Abstract
Introduction: Sickle cell disease (SCD) is a hereditary hemoglobinopathy characterized by abnormal hemoglobin S that polymerizes to result in vaso-occlusive episodes (VOEs), chronic hemolysis, and progressive end organ dysfunction, ultimately reducing quality of life and life expectancy. Hydroxyurea (HU), the mainstay disease-modifying therapy, improves clinical outcomes and survival in SCD. Timely initiation is critical for disease control, decreasing rates of VOEs, hospitalizations, morbidity, and mortality. SCD is a low prevalence condition in British Columbia (BC), Canada, but rates are rising due to immigration. Newly relocated residents living with SCD often face delays in accessing HU due to system constraints. Currently, HU is a limited-coverage drug for SCD in BC. Patients must either pay directly for their medication, have private coverage through employment, or enroll in a publicly funded, deductible-based medication coverage plan which requires filing an income tax return and providing an income statement. Additionally, physicians must complete an approval request for coverage. In contrast, HU is listed as a Class I benefit for cancer indications which eliminates direct costs to patients and the need for private insurance or approval forms.This study aims to characterize the causes and consequences of delayed HU initiation in patients with SCD after relocating to BC.
Methods: Patients with SCD who were new to the Adult Red Cell Disorders Program of BC between January 1, 2022 to February 28, 2025 were identified. Health records were retrospectively reviewed to identify baseline patient characteristics, baseline disease characteristics, date of first HU use in BC, reasons for HU delays, and complications prior to initiation. Outcomes included acute care utilization and disease-related morbidity prior to HU initiation. Descriptive analyses were applied.
Results: A total of 57 patients were seen in initial consultation at the Adult Red Cell Disorders Program of BC during the study timeframe. Median age at time of consultation was 28 years old (range, 18 – 66 yrs). Most commonly, patients were female (61.4%) and of African descent (78.9%). Few were refugees (10.5%). The predominant genotype was Hb SS (75.4%), followed by Hb SC (21.1%). Concurrent alpha-thalassemia was present in 21.1%. Of the 57 patients, just over half (52.6%) had no prior HU use before relocating to BC. Of the 43.9% with prior use, approximately half (21.1%) discontinued treatment upon relocation due to lack of access. The average interval between arrival in BC and first hematology consultation was 1 year and 8 months, and the average time from consultation to HU initiation was 14 months. In total, 64.9% experienced a delay in HU initiation (defined as not initiating/continuing HU upon arrival), while only 26.3% did not experience a delay. For 8.8% of patients, a delay was not applicable either because there was a medical contraindication (1 patient) or it was not clinically indicated (4 patients). The most common causes of delay included lack of timely referral to a hematologist due to a lack of access to a referring/primary care physician (40.5%), and delays in obtaining medication financial coverage (29.7%). Among the 35 who experienced delays, 24 (68.6%) experienced a SCD complication prior to HU initiation including 51 VOEs requiring healthcare contact and 12 episodes of acute chest syndrome, among others. This led to 14 emergency department visits and 40 hospital admissions. No deaths occurred during the study period. Overall, the healthcare cost of acute care utilization for sickle cell disease complications prior to HU initiation greatly outweighed the cost of the medication.

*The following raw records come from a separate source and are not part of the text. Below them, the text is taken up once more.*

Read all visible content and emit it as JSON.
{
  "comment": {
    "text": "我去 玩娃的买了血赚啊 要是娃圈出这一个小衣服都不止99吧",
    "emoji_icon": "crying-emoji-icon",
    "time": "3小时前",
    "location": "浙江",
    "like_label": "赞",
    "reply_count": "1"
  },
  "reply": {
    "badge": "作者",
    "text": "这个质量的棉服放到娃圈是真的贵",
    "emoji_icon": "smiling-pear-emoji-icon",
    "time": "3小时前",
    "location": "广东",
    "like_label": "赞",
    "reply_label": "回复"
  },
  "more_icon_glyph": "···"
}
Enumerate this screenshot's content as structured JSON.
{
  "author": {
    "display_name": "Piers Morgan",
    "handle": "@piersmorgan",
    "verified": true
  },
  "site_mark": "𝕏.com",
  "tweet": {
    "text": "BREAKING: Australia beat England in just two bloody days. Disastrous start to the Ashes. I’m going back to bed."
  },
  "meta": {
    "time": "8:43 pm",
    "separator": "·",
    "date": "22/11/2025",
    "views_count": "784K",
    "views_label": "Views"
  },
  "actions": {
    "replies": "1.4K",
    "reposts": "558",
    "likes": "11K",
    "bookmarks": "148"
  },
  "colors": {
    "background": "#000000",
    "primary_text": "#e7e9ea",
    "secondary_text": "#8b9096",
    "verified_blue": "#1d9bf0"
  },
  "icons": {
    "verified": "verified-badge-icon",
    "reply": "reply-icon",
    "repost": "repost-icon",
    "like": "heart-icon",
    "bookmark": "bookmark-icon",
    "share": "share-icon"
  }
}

Conclusions: Patients with SCD who relocate to BC commonly experience delays in HU initiation due to referral lags to hematologists and systemic impediments in obtaining financial coverage. As a result, patients experience high rates of avoidable complications of SCD resulting in significant morbidity and acute care utilization. Efforts should be made to improve access by addressing system-level barriers that lead to delays, thereby improving patient health outcomes and reducing healthcare costs. Addressing this disparity would advance equity, bridging the gap between patients with SCD and those with malignancies, and ensuring that access to an essential medication is determined by clinical need, not diagnosis or systemic bias.